We Are What We Believe
We’ve all heard the phrase, “you are what you eat”. Of course in so many ways this is true. What we eat becomes us. I’ve also heard it said that “we are what we don’t excrete”. This is also true, for physical nourishment as well as anything we ingest, even ideas. It is only what we absorb, take into ourselves, and hold on to, that becomes who we are. But the latest landing place for me in this conversation is that “we are what we believe”. In fact this is the topic of an upcoming radio talk show Sarah and I will be doing this week with nutritionist Tammra Green.
Our thoughts and beliefs are so powerful really. I see it all the time with clients and friends. See if you relate to these examples…
You believe food is the only area of your life you can say “yes” to yourself, feeling like your life is too full of “no’s” and “have to’s”, thinking to yourself you have no say in what you want. Yet, when you eat with this attitude you end up feeling like you have even less of a say in having what you want than before you ate that extra portion!
You eat the birthday cake because you think if you don’t you’re being a bad friend! In that moment you may end up being the worst friend to yourself when that cake leaves you feeling bloated and crashed on sugar!
You fear failing another weight-loss attempt believing you just know you won’t succeed, so you give up on it entirely only to produce certain failure to realize your desire.
You believe it is not okay or safe or possible to be a sexy, sensual woman and proceed to hide yourself in a body and wardrobe that strips you of any sense of feminity, sexiness, and sensuality.
You believe that the way you eat is shameful. You sneak and hide, believing you are unlovable, and in the hiding and shutting others out you are robbed of letting in the love you most desire. You withhold self-love, compassion and forgiveness creating the very relationship with yourself you’d hoped to escape.
So many people believe they can’t have what they really want. They settle for whatever’s on the “menu” instead of finding another “restaurant”, and sure enough they are unsatisfied; it is in fact not what they wanted.
Do you recognize yourself in any of these examples?
This is the self-fulfilling prophecy.
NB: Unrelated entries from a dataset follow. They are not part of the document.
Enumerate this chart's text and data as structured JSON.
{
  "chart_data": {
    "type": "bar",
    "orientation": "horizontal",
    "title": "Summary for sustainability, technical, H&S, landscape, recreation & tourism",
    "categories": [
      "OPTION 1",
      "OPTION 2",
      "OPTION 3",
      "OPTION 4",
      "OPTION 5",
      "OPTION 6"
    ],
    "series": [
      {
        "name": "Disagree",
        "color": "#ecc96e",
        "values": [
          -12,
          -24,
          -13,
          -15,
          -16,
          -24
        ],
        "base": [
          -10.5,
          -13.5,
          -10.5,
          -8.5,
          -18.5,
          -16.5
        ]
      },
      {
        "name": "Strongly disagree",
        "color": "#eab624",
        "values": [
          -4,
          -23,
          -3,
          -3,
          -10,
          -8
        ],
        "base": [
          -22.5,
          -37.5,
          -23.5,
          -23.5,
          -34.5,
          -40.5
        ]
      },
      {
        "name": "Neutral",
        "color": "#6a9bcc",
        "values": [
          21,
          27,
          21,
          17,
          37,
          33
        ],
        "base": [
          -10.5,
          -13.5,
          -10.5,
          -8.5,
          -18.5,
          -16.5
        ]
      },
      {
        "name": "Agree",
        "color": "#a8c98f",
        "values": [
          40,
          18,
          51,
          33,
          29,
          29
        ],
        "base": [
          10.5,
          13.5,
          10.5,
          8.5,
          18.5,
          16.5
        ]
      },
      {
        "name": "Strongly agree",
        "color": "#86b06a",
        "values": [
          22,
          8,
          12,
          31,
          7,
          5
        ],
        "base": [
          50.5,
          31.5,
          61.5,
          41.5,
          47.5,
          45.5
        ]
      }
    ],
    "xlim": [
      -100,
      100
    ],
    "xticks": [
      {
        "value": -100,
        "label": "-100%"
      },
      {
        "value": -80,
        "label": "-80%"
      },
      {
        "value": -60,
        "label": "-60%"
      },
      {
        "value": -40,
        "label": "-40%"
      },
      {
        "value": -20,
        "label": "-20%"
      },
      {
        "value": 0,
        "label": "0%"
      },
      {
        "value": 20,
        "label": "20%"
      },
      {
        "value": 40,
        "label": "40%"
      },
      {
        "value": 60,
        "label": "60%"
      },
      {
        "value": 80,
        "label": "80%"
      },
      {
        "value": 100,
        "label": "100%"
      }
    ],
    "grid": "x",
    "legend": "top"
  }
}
We cling to our thoughts, unaware of how much they run the show, creating the exact reality we wish to avoid. We get to be right though, no matter how painful, uncomfortable, unsatisfying, disappointing or disempowering it may feel. What a price to pay to be right!
I believe there is a huge amount of power in starting to hear our thoughts; to listen to what we tell ourselves and how we limit what is possible. I invite you to begin challenging your own old and tired small-mindedness. It all starts with beginning to hear what you’re thinking. What does your mind tell you about food, about yourself? Isn’t it time to expose and challenge this old thinking and find bigger beliefs, ones that support you to achieve your goals and manifest your vision to live in a body you love? Einstein said it best, “we can’t solve problems with the same kind of thinking we used when we created them.” Maybe if we watch what we think and believe as much as what we eat, we’d be onto something!